Mini batch shape for nlp

I was thinking on mini batch shape.
I guess it should be a matrix:
sequence_length * number_of_batches?

Is there any paper that explains mini batches simple and clear?

I don’t know of any such paper. But one way of overcoming your doubts is to use a single example as input and use various print statements to see what shapes do I want, what shapes to give as input.

Strange, I dug deep and still haven’t found interesting material, just as you mentioned.
I would like if I can also find some insights on variable sequence_length since this is something I found also possible.

Thanks for the feedback!

As far as variable_sequence length is concerned, there are two ways to resolve this

  1. Pad the sequences with at the end. Using this can lead to some inefficiencies as if one text is vary long than a lot of 's are required for smaller ones.
  2. Sort the sequences by their length.

Combining both the above techniques is the best practice for variable sequence_length

Hi. There is a technique called variable sequence length. It assumes no padding. This is what I meant, to generally understand the idea of mini beaches.

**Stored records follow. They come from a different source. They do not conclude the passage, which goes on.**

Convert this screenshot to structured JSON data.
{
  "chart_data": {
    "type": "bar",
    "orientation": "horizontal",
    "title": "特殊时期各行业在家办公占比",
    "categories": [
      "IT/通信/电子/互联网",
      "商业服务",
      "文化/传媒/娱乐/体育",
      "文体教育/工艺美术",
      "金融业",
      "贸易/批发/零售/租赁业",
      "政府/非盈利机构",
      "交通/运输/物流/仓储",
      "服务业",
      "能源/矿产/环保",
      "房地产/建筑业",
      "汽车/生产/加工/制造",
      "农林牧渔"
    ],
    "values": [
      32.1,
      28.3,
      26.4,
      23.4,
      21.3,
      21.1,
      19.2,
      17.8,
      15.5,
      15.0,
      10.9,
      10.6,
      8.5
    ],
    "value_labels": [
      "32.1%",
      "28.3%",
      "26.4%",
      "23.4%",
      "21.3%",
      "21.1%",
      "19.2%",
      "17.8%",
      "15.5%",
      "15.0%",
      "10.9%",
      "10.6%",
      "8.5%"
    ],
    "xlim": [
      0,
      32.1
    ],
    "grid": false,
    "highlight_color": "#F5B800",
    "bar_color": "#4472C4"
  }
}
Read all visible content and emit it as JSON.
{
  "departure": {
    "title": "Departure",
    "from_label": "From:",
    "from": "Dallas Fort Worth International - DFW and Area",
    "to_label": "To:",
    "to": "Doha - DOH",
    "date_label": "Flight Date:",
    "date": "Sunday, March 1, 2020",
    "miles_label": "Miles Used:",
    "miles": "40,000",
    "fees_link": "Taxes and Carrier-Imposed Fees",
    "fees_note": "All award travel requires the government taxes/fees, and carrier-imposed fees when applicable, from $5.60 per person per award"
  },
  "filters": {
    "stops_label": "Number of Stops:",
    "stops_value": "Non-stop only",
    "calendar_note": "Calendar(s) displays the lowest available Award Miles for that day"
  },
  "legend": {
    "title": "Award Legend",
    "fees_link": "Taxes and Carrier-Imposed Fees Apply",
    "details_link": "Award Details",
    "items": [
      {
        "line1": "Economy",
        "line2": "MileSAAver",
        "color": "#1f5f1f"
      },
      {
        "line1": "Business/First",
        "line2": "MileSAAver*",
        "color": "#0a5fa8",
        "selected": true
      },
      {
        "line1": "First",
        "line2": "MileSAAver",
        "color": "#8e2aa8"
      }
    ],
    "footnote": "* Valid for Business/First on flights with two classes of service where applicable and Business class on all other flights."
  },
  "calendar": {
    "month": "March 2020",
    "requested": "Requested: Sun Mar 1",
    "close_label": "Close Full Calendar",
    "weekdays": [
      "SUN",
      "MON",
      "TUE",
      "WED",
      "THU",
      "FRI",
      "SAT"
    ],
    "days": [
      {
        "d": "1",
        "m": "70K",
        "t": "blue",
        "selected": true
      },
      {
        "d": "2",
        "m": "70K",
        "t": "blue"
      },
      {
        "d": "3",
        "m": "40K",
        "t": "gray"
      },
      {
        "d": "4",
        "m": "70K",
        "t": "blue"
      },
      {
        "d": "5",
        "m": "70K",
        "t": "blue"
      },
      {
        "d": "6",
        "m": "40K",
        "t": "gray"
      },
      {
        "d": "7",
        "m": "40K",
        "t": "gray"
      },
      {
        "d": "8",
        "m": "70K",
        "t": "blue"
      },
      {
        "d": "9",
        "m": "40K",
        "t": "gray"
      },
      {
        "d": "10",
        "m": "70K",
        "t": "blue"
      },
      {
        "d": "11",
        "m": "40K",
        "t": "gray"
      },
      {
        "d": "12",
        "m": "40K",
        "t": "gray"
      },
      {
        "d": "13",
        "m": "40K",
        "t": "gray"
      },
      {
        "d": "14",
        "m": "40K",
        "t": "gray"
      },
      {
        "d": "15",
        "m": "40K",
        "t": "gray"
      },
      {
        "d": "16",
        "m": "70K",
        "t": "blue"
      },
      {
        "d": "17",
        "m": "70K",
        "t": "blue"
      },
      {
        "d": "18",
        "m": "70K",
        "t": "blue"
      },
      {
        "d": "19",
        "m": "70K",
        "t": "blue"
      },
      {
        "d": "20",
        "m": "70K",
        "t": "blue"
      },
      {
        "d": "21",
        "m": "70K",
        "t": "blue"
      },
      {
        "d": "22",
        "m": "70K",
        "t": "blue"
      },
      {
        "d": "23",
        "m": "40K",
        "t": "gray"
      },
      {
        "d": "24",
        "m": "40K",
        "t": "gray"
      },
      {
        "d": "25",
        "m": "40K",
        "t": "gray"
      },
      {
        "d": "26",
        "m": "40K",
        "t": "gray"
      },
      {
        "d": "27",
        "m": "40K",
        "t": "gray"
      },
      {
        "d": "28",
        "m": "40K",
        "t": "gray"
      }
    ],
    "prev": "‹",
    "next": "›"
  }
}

But from a performance point of view I think it is not that good. Also, fastai uses the technique I mentioned above and they try to use the best practices generally.

Actually VSL technique I first saw on fastai. I think they are using it.
No worries, maybe someone will find a good link on mini batches or write a post on or ~. I find understanding MB quite essential.
I am writing examples to understand them better according to your tips.

Looking forward for medium post

For an text autoencoder network I ended up writing my own data loader that not only sorts but also buckets sequences according to their length – contrast to the BucketIterator of torchtext which only buckets sequences of similar lengths.

This has a couple of advantages:

  • No need for padding and the potential loss efficiency
  • No need for PackedSequence
  • In the decoder I can generate the words in loop for the whole batch since they have all the same length. Existing examples for Seq2Seq models assume batch sizes of 1. That’s way too slow :slight_smile:

For this autoencoder use case, bucketing sequences is the most pain-free solution. It’s a just one-time step during data preparation. While some batches might not be full – e.g., when the batch size is 64 but there are exactly 100 sequences of length 30, resulting in 2 batches of sizes 64 and 36 – if the dataset is large enough, >99% of batches are full. So no performance loss here.